Recent breakthroughs have been made in the application of artificial intelligence in the medical field. Baidu Intelligent, in collaboration with a research team from Tsinghua University, has officially launched a new generation of medical-enhanced large model - Baichuan-M4. With its outstanding logical reasoning and clinical knowledge base, the model performed exceptionally well in the authoritative HealthBench medical evaluation, securing the top position in three sub-charts of HealthBench as well as the Hard and Professional categories, demonstrating medical professional capabilities that surpass GPT-5.5.
The core evolution of Baichuan-M4 lies in the complete transformation of its interaction mode. Traditional AI-assisted diagnosis often remains in a "question and answer" passive state, while Baichuan-M4 simulates the diagnostic logic of real doctors, possessing the ability to ask questions proactively.
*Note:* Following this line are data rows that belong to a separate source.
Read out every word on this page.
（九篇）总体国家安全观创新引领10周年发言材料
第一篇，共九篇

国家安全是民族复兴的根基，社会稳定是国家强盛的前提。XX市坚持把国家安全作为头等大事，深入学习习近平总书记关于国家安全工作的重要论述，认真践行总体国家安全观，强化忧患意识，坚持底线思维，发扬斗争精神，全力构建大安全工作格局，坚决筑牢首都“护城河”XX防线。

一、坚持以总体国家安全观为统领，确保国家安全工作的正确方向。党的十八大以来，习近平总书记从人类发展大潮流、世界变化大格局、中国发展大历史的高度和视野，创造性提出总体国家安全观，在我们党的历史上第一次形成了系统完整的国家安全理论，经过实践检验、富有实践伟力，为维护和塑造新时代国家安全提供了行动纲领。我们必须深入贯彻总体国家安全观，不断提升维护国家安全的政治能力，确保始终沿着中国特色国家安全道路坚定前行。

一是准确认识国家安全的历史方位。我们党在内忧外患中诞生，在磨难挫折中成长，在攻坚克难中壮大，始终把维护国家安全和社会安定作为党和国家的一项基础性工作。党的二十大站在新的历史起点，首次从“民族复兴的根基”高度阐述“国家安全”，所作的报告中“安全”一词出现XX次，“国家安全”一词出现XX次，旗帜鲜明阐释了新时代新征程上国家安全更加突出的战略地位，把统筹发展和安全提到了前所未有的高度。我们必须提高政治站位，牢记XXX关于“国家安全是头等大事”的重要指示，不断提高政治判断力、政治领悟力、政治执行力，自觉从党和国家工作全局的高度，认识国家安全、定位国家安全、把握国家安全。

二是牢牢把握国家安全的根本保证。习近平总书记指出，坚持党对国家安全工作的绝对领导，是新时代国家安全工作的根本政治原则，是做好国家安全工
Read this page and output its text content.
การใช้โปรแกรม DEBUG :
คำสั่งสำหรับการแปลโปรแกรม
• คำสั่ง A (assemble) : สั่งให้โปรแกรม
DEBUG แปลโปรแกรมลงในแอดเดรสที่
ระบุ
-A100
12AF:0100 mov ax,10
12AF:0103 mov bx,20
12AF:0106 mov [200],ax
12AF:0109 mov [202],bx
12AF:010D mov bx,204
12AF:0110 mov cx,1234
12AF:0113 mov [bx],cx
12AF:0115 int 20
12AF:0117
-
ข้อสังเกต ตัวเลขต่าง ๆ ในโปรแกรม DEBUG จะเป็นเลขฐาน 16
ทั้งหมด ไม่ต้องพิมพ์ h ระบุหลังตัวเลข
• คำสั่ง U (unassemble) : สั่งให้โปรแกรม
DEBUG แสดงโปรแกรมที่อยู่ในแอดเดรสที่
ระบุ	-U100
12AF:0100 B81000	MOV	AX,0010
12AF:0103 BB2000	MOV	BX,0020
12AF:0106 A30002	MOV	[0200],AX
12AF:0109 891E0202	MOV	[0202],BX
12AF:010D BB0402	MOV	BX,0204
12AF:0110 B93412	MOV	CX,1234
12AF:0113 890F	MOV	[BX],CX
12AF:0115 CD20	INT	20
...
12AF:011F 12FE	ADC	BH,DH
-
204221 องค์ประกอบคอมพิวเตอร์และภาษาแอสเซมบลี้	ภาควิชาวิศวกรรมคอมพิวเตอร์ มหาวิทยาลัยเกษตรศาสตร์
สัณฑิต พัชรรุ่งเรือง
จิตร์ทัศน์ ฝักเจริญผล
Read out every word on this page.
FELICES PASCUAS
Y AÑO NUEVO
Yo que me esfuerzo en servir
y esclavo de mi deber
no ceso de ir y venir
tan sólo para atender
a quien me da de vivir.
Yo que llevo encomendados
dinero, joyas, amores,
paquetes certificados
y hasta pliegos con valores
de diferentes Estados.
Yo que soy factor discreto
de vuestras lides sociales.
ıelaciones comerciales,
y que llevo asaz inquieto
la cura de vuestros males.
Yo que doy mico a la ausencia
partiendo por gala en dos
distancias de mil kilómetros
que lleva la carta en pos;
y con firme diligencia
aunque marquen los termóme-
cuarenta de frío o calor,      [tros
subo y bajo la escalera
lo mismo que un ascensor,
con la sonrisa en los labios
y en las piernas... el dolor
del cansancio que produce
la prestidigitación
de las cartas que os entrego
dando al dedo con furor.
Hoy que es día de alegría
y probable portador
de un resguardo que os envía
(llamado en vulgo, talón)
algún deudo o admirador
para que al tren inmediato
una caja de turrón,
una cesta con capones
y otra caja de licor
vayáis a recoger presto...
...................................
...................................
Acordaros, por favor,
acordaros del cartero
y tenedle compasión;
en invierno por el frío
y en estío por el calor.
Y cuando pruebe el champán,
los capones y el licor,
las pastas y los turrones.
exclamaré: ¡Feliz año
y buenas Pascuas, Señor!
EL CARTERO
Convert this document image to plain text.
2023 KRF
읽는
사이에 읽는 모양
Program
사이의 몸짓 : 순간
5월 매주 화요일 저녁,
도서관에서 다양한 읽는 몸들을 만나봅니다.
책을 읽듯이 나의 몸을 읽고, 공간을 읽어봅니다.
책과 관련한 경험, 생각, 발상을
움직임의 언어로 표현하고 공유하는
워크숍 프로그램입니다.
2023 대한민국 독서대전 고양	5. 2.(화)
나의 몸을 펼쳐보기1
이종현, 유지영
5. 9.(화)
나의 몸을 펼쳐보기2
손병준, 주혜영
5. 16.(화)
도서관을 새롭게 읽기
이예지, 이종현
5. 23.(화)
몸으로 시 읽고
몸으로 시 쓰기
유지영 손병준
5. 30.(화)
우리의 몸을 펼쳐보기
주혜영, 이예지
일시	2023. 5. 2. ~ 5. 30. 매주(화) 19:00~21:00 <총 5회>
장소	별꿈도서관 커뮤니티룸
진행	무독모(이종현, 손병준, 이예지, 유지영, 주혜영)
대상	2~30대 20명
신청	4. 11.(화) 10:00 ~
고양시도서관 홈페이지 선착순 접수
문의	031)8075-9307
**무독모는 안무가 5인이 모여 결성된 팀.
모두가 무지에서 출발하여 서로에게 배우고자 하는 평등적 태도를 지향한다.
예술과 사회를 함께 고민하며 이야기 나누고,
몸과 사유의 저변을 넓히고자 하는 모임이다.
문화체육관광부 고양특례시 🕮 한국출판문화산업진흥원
It can analyze the information provided by patients in depth, identify clues of illness independently, and conduct targeted inquiries, greatly improving the efficiency and accuracy of the diagnostic process, making AI a reliable assistant in clinical decision-making.

To enhance the continuity of diagnosis, M4 introduced the "Full Course Memory" function. This technology can deeply integrate patients' historical medical records, multi-round consultation records, trends in laboratory indicators, and past medication feedback, ensuring that the model always has access to the patient's complete medical history during multiple conversations, without needing to start from scratch and repeat information. In long-context clinical memory tests, the model performed excellently, showing significant improvements compared to the previous generation.
In terms of clinical application safety and accuracy, Baichuan-M4 introduced the "Evidence Anchoring" technology. Every medical conclusion generated by the model can be precisely matched to specific paragraphs in authoritative medical papers or clinical guidelines, rather than simple literature references. Data shows that its evidence-based reference accuracy has reached 90.0, significantly outperforming other large models in the rigor of medical decision-making.